それでもあなたを愛してる
「それじゃ、玲奈、今日の合コン頑張って。いい報告待ってるからね!」
「うん。ありがと。千紗もバイト頑張ってね~~!!」
門の前で迎えの車を待っていると、そんな会話が聞こえてきた。
皆な、バイトだったり、合コンだったり、サークルの集まりだったりと。
このあとも、様々な予定があるのだろう。
ちょっと羨ましく思う時もあるけれど。
私には圭吾がいてくれるから。
友達なんていなくても私は十分幸せだった。
そう…。
私の世界は、圭吾を中心に回っていたのだった。
それにしても。
2月の空気はとても冷たい。
どんよりとした雲は今にも雪を降らせそうだ。
体もそろそろ限界に近づいた頃、黒い外車が門の前に止まった。
「お嬢様、お迎えにあがりました」
運転席から降りてきたのは、父の元秘書だった西澤さん。
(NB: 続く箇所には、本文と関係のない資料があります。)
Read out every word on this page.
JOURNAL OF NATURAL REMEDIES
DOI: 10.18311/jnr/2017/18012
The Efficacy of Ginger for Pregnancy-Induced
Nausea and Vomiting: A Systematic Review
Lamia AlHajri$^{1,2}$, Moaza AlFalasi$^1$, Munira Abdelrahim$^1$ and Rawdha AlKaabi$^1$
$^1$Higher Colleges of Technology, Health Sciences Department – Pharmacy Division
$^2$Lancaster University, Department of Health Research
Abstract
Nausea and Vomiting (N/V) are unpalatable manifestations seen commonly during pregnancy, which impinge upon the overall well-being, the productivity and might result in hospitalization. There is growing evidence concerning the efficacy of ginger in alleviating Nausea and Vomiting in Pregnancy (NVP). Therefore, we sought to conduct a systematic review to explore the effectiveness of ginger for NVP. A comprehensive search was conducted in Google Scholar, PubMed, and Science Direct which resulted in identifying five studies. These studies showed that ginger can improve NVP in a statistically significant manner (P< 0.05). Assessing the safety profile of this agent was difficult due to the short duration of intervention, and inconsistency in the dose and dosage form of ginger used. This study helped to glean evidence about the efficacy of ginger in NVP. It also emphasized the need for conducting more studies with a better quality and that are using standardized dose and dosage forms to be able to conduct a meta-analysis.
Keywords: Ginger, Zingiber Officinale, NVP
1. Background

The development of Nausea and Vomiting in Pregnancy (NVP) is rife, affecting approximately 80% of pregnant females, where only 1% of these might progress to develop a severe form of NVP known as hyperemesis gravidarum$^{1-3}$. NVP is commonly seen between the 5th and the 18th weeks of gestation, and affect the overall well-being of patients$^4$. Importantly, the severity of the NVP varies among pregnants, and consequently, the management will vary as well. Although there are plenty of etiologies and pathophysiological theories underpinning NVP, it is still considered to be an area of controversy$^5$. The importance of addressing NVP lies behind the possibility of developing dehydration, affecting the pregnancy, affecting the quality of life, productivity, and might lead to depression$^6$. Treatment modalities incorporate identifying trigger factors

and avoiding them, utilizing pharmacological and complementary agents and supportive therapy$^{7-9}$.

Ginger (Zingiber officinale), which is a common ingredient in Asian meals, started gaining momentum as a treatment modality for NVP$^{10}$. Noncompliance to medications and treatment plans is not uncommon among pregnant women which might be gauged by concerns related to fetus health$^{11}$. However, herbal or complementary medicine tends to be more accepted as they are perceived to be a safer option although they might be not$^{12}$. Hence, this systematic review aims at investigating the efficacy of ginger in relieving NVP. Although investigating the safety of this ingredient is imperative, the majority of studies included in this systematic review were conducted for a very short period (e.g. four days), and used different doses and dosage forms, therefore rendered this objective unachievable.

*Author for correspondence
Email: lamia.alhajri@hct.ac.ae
彼は定年を迎えた後、江波家の運転手となり、主に私の送り迎えを担当してくれている。
西澤さんは車のドアを開けて、私に深く一礼した。
「どうもありがとう」
ようやく寒さから解放され、ホッとしながら後部座席へと乗り込んだ。
「それでは出発致します」
西澤さんは、ゆっくりと車を走らせた。
「そう言えば、お嬢様。今日は旦那様も早くお帰りになるそうですよ。何でもお嬢様に大事なお話があるとかで」
ひとつ目の交差点を過ぎたところで、西澤さんがそんなことを言い出した。
「大事な話?」
「はい」
「そう……。何かな」
もしかして、圭吾との結婚の話!?
だって、ハタチの誕生日は外泊までしてきた訳だしね。
そういうことになってもおかしくないよね。
勝手な妄想をしながら、ひとり幸せに浸っていた。